Sebelum memasuki dunia politik pada 2023, Rukchanok menjadi terkenal sebagai seorang aktivis dan kritikus vokal terhadap pemerintahan sebelumnya Prayut Chan-o-cha, seorang mantan jenderal yang merebut kekuasaan melalui kudeta pada 2014.
Partainya, Move Forward, memenangkan suara terbanyak dalam pemilu Thailand pada bulan Mei, namun dicegah untuk membentuk pemerintahan oleh kelompok konservatif yang kuat di negara tersebut atas upaya partai tersebut untuk mereformasi undang-undang lese majeste.
Dalam beberapa tahun terakhir, kaum muda telah menyerukan perubahan besar terhadap cara pengelolaan Thailand.
Protes yang dipimpin oleh pemuda meletus di seluruh Thailand pada tahun 2020 yang menuntut reformasi konstitusi dan demokrasi termasuk pengurangan kekuatan dan pengaruh militer dalam politik dan reformasi monarki yang kuat.
Isu reformasi kerajaan dan amandemen lese majeste yang dulunya merupakan topik tabu telah mengalami titik balik sejak aksi protes tersebut, dimana semakin banyak orang yang berbicara tentang monarki secara terbuka dan terbuka, meskipun terdapat risiko hukum.
Rukchanok adalah satu dari ratusan orang, termasuk aktivis mahasiswa muda dan anggota parlemen, yang dituntut dengan lese majeste sejak protes tersebut.
Kelompok hak asasi manusia mengatakan hak kebebasan berekspresi di Thailand telah diserang sejak 2020.
TLHR mengatakan bahwa sejak dimulainya protes pada bulan Juli 2020, setidaknya 1,930 orang telah dituntut secara politik karena keikutsertaan mereka dalam majelis politik dan karena menyuarakan pendapat mereka, dengan 216 kasus di antaranya melibatkan anak-anak.
Setidaknya 259 orang telah didakwa dengan lese majeste selama periode tersebut.

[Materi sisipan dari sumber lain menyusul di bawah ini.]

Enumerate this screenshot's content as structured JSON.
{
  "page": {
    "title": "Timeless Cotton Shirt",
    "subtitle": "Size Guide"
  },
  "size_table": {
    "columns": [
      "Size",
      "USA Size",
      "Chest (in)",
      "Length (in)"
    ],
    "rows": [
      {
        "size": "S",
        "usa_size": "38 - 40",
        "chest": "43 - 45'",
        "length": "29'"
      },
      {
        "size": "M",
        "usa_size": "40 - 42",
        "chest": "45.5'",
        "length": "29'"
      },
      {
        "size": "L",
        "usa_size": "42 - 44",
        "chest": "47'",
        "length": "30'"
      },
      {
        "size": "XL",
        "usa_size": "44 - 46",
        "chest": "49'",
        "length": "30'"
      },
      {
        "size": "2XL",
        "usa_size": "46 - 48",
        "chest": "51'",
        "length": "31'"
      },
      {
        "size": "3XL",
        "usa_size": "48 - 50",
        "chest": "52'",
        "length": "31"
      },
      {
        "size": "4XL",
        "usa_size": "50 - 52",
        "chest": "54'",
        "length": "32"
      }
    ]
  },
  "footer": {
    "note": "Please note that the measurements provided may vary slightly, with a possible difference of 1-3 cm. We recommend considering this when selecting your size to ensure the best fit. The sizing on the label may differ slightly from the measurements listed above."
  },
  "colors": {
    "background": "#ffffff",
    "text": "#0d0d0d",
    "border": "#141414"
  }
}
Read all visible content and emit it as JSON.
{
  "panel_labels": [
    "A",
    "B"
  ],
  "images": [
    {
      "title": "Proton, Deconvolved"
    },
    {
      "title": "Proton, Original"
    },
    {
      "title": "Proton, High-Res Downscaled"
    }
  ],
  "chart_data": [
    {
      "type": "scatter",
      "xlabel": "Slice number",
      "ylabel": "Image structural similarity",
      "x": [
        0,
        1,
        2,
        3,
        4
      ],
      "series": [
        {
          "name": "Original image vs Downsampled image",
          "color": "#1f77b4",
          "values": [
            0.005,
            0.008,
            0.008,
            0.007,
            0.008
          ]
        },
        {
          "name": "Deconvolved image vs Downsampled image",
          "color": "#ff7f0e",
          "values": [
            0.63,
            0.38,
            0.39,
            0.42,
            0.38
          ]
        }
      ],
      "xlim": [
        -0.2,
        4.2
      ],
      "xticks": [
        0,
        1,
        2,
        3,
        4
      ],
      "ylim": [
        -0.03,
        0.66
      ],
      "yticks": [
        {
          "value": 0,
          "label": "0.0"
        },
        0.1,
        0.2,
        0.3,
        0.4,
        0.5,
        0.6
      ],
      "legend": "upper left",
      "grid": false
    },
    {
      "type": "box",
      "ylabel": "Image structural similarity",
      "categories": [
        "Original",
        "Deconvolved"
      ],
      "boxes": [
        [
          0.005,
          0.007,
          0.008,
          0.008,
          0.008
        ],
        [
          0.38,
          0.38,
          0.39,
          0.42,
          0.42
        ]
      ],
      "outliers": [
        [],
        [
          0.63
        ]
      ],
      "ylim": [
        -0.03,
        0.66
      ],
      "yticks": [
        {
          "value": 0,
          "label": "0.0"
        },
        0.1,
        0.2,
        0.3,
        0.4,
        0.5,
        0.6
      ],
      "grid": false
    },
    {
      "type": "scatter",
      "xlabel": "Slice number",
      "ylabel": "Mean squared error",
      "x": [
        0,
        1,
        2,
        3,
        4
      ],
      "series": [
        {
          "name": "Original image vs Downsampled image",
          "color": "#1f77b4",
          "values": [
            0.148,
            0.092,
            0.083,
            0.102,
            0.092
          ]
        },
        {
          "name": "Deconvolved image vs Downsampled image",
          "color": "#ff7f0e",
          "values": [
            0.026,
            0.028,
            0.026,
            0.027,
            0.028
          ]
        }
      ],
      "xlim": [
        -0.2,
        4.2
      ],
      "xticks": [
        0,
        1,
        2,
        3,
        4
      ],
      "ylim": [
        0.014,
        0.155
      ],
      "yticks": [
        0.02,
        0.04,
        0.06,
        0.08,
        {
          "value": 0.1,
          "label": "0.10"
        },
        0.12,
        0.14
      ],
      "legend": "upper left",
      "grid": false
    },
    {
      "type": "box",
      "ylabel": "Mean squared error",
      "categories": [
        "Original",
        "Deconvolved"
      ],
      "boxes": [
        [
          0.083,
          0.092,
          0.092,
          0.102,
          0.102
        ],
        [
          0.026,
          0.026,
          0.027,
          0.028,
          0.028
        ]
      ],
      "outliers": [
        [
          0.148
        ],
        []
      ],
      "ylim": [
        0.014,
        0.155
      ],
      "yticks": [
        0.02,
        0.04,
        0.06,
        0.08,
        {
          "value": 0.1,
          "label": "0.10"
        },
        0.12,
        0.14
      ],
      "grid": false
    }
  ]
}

Pada September lalu, aktivis dan pengacara terkemuka Thailand Arnon Nampa dijatuhi hukuman empat tahun penjara atas tuduhan lese majeste atas pidato yang ia sampaikan pada Oktober 2020. Nampa adalah salah satu aktivis pertama yang secara terbuka menyerukan reformasi monarki selama protes.
“Penuntutan terhadap anggota oposisi di parlemen karena dua tweet bukan hanya merupakan pelanggaran mengerikan terhadap kebebasan berekspresi, namun juga mengirimkan pesan mengerikan kepada anggota partai oposisi lainnya untuk tetap diam,” kata Elaine Pearson, direktur Asia di Human Rights Watch dalam sebuah pernyataan.